Norma Becker (1930–2006) was an American activist. She was a founder of the Fifth Avenue Vietnam Peace Parade Committee, which drew tens of thousands to protest the Vietnam War, and of the Mobilization for Survival coalition. She served as chairperson of the pacifist War Resisters League from 1977 to 1983.

Born in the Bronx in 1930, Becker graduated from Hunter College in 1951. She began teaching social studies at a Harlem junior high school and received her master's degree in education from Columbia University in 1961. In 1963, as she said later, she was "recruited into the civil rights movement by Sheriff 'Bull' Connor of Birmingham [Alabama]." Appalled by media accounts of Connor's use of dogs to subdue civil rights demonstrators, Becker went South to teach in the summer Freedom Schools. Over the next years, she rose to leadership in the burgeoning movement against the war in Vietnam. In 1965, she helped to start the Peace Parade Committee. In 1970 she was on the working committee of War Tax Resistance, a group that was practicing and advocating tax refusal as an anti-war measure.
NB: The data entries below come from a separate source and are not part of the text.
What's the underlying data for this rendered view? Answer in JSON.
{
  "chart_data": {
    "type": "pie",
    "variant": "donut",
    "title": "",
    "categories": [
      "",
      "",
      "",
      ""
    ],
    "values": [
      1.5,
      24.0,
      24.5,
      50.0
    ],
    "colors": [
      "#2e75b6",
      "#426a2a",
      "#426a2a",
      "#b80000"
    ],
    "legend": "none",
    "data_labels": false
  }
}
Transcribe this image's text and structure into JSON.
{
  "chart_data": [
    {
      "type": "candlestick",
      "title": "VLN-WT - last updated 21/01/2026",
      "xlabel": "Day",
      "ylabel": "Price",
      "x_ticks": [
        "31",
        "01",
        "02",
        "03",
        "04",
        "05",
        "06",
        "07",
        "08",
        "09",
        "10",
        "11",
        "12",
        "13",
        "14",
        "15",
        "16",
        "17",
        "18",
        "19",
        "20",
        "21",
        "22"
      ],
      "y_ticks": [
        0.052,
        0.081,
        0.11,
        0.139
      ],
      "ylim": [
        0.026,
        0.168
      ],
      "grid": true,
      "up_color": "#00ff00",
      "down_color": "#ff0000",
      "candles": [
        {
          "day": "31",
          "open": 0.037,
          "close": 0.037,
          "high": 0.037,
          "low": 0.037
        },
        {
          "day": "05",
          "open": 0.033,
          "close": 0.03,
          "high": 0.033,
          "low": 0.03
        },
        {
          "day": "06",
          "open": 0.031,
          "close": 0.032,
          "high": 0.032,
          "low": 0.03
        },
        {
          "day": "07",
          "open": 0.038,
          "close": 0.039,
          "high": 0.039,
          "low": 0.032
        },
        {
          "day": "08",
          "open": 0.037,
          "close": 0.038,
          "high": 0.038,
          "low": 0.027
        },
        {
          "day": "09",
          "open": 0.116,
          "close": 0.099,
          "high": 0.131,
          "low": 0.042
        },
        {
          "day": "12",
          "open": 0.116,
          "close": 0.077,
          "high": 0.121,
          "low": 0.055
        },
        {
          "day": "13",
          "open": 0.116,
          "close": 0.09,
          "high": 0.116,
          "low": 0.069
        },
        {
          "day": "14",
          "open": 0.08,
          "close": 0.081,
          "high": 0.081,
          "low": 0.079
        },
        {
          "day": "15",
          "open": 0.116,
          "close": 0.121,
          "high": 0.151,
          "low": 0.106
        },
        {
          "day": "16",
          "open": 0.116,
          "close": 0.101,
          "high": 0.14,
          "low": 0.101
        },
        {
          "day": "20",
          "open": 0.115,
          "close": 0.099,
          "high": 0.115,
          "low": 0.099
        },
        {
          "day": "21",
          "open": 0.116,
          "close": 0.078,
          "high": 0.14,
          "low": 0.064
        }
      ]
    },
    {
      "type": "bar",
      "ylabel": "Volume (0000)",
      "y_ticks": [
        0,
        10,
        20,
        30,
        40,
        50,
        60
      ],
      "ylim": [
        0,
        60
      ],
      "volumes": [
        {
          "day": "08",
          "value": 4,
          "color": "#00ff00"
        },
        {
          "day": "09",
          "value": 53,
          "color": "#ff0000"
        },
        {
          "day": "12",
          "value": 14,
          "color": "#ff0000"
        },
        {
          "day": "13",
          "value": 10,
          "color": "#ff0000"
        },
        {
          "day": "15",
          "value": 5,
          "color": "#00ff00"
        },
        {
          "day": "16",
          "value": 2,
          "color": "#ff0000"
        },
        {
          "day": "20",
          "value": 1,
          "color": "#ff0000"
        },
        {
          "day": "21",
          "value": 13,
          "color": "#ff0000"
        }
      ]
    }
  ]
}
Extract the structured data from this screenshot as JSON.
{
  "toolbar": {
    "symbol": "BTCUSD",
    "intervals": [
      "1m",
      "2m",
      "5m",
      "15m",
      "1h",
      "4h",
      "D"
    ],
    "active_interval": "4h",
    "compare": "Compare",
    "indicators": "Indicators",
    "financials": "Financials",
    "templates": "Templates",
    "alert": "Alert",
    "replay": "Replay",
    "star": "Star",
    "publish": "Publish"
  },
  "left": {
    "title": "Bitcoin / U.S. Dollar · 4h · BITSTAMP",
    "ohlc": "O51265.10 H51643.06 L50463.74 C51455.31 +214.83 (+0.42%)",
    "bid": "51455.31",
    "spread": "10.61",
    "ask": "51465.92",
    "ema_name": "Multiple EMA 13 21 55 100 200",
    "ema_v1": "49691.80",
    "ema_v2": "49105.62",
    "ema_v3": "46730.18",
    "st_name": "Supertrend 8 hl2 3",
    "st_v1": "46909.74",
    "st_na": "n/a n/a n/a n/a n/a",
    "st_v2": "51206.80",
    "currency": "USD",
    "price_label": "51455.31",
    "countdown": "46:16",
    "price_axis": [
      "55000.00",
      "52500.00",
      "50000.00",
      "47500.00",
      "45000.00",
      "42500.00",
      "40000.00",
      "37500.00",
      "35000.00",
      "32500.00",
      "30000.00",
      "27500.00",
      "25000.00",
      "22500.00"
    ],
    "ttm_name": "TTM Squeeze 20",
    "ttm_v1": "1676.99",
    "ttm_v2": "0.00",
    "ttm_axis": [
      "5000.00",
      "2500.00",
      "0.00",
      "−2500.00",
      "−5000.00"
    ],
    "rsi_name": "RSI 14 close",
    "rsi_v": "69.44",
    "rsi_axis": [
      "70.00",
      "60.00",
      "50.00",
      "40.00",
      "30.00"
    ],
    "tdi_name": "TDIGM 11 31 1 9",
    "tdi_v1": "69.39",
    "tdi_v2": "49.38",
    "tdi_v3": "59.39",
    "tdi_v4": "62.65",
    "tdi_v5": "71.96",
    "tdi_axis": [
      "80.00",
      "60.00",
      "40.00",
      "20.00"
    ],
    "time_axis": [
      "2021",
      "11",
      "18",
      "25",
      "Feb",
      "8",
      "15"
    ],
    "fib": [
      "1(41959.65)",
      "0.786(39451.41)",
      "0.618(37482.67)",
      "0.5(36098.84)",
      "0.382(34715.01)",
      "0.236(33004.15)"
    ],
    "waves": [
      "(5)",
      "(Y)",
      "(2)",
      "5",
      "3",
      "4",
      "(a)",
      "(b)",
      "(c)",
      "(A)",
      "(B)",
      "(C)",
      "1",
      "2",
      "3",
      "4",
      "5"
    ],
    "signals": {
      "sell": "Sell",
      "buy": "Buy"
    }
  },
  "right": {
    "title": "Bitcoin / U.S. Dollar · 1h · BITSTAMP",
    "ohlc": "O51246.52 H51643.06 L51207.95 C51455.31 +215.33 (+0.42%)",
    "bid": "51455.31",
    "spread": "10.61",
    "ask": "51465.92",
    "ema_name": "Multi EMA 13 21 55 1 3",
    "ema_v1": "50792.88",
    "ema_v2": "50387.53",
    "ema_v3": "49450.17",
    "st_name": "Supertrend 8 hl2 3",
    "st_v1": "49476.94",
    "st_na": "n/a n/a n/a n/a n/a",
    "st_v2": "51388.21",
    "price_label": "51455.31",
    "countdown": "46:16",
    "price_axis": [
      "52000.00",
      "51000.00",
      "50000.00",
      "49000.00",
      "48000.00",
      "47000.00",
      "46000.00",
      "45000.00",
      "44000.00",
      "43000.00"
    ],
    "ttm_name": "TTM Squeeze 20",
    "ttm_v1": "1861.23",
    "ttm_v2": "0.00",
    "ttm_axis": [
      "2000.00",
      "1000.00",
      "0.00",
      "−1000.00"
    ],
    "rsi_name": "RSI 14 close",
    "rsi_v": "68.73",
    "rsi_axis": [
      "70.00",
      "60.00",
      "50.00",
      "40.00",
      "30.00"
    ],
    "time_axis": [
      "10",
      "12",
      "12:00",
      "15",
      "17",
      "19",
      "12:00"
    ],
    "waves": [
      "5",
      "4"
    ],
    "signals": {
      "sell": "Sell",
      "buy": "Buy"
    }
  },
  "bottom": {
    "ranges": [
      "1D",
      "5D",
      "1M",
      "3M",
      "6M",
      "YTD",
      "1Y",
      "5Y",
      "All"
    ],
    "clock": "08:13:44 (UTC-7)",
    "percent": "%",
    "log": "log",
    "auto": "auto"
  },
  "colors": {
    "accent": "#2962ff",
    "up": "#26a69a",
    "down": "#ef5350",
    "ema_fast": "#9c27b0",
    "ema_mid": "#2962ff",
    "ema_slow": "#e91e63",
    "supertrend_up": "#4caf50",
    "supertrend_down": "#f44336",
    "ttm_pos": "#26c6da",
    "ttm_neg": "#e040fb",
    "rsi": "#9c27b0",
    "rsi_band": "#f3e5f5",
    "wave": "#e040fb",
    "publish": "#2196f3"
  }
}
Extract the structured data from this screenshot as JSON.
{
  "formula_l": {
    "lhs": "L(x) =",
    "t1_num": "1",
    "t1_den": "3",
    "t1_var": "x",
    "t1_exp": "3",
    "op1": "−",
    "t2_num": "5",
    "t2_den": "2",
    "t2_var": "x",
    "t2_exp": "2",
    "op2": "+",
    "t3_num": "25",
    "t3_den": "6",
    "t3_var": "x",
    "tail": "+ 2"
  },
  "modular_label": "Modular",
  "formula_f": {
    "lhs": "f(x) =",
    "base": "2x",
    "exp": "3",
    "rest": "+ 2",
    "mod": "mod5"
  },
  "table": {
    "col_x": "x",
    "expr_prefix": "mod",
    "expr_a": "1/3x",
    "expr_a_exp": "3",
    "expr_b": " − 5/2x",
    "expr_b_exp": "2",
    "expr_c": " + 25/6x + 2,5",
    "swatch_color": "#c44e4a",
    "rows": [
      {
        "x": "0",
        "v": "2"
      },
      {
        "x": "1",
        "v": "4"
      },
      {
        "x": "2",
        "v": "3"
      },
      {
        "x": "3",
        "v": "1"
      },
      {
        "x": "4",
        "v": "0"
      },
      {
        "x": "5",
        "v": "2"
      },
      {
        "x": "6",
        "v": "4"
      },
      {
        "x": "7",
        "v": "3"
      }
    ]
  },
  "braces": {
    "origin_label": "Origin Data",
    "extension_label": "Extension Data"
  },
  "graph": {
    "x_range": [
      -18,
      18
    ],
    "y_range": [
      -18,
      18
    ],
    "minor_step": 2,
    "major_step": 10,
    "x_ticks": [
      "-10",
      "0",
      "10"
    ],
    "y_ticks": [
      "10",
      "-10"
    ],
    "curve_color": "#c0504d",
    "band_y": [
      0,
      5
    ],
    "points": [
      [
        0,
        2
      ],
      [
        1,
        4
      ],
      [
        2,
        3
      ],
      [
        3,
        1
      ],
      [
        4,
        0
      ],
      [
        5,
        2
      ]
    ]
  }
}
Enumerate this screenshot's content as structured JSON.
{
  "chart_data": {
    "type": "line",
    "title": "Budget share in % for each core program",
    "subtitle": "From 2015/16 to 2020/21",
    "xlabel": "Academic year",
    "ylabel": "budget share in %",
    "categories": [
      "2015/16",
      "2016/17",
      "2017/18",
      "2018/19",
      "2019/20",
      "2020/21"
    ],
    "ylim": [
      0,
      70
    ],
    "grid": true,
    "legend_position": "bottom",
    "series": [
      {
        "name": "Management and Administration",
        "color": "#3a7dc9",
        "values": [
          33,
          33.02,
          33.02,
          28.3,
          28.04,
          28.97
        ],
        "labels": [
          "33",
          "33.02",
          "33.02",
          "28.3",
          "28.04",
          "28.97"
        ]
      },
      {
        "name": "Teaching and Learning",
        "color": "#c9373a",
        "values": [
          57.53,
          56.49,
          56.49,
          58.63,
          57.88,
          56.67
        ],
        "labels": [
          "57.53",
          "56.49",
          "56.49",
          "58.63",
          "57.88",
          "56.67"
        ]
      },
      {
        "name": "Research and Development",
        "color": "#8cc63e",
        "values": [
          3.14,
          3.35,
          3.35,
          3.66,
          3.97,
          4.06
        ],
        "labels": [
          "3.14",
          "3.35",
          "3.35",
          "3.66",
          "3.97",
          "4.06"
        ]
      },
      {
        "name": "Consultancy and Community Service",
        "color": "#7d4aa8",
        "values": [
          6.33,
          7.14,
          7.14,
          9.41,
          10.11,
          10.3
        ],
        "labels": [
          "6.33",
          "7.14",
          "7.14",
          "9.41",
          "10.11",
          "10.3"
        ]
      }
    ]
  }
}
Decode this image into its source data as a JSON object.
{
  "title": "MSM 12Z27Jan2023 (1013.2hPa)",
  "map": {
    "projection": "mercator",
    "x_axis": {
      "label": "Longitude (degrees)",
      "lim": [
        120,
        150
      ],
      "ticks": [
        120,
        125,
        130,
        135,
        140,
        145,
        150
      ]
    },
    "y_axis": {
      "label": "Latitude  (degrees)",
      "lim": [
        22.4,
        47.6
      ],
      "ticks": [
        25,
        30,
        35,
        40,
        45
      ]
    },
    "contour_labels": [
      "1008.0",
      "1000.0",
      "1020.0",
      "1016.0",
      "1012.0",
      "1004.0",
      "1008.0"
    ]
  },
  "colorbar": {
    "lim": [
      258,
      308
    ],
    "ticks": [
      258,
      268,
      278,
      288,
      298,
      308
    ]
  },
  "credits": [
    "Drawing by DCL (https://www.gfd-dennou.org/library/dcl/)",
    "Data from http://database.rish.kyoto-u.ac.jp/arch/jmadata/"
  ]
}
In 1977, after the Vietnam War ended, Becker helped create the Mobilization for Survival, which linked the emerging movement against nuclear power to opponents of nuclear weapons and the wider antiwar movement. On June 12, 1982, the "Mobe" drew some 700,000 people to Central Park, in what The New York Times later described as "a boisterous and festive call for the end of the nuclear arms race."